My Columbian went through a few days of soaking when I first got her also but that was just her tail. When I moved her and changed the water she always went back to it but she repositioned herself so that only her tail was in the water. Come to find out a few days later she had quite a bit of retained shed on her tail. It came off quite thick and even after all that soaking I still had to help her get it off. After that, I couldn't get her to soak or take a bath unless I let her lay on my arm under running water. 

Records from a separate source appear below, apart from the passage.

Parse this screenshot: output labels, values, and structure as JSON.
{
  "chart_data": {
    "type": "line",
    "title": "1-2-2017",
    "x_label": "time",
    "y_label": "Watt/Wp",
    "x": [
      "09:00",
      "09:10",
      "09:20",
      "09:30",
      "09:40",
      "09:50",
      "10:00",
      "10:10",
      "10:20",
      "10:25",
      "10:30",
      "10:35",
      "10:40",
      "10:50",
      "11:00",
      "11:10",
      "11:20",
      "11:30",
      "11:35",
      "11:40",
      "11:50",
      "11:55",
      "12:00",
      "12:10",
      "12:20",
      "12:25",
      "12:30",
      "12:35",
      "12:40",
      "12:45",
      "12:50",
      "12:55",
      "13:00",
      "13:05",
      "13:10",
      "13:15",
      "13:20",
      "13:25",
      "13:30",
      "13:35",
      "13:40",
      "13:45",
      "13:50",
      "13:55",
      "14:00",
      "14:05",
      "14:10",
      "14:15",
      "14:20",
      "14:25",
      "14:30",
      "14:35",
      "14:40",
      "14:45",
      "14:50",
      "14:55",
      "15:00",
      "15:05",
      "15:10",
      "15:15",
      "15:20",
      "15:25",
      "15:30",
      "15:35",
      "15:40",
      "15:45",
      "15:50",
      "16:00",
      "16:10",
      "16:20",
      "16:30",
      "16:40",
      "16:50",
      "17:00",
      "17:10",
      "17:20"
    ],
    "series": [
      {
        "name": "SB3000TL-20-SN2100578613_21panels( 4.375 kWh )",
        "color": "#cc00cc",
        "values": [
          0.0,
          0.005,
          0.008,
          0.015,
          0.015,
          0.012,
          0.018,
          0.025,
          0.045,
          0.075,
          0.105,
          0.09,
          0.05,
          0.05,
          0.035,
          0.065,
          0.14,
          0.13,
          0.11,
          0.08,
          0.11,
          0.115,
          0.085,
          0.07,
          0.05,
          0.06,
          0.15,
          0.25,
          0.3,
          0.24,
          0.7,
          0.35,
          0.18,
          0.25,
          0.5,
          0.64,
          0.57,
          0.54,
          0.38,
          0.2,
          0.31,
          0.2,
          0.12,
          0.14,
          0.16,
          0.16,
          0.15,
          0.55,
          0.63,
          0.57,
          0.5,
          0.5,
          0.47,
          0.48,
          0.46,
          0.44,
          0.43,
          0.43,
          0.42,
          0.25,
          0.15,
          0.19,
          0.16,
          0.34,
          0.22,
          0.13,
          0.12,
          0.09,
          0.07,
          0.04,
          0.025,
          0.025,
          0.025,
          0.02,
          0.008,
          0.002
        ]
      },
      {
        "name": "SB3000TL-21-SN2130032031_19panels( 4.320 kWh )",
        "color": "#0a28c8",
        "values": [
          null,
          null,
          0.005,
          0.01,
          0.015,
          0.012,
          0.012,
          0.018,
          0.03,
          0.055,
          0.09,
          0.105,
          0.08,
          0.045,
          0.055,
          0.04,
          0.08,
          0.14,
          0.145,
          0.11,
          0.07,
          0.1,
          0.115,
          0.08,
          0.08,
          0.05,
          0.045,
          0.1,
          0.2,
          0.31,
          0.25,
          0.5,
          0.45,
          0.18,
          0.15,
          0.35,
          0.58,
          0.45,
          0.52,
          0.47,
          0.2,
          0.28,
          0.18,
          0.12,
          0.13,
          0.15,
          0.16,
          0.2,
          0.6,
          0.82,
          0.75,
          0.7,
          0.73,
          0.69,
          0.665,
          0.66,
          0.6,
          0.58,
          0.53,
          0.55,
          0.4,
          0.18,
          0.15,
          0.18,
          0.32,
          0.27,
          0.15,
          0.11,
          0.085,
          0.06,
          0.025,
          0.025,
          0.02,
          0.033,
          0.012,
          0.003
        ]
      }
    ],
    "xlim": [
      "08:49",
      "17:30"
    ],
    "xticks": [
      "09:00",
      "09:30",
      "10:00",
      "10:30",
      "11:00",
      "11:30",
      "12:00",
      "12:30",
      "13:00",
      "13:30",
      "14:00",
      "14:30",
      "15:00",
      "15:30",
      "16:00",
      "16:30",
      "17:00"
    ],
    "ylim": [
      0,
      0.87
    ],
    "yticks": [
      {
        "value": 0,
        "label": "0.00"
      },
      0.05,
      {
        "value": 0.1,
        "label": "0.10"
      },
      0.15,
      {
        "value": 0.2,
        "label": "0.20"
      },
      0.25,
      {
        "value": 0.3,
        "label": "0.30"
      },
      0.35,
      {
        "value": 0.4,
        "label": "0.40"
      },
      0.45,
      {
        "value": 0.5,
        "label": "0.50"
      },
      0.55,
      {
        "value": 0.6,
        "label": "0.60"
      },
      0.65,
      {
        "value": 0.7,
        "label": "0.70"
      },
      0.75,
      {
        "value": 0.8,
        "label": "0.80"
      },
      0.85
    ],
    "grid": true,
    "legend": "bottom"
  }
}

If he's completely submerging hisself head and all,..I would reduce the amount of water in his bowl. So that he can still soak but not to where he's completely under. Or make sure there's something in his bowl that he can prop his head up on. If he continues to do this after he sheds then I would try dropping the temps a couple degrees 77-79 and see if that helps. You never know,..he may not like the 79-80 range.

I hope this helps.  _


----------



## lazyjr52 (Aug 14, 2009)

My Green Igunna used to do the same thing when I soaked her in the tub. She used to stay under and close her eyes for like 30 seconds and then come back up. I think she was trying to hide under water though.


----------



## bubbategu2 (Aug 14, 2009)

I had this guy for a while-at least six or more sheds. This is the first time he's gone under water. And he is under water-his head is completely under water. I guess I will take some water out of his dish but there is only about two inches of water in it-enough to get his head totally submerged, thou. I was just wondering if anybody else has had this happen?


----------



## VARNYARD (Aug 14, 2009)

Check him for mites, reptiles often soak a bunch if they have mites.


----------



## bubbategu2 (Aug 14, 2009)

Eewww! He absolutely doesn't have mites!


----------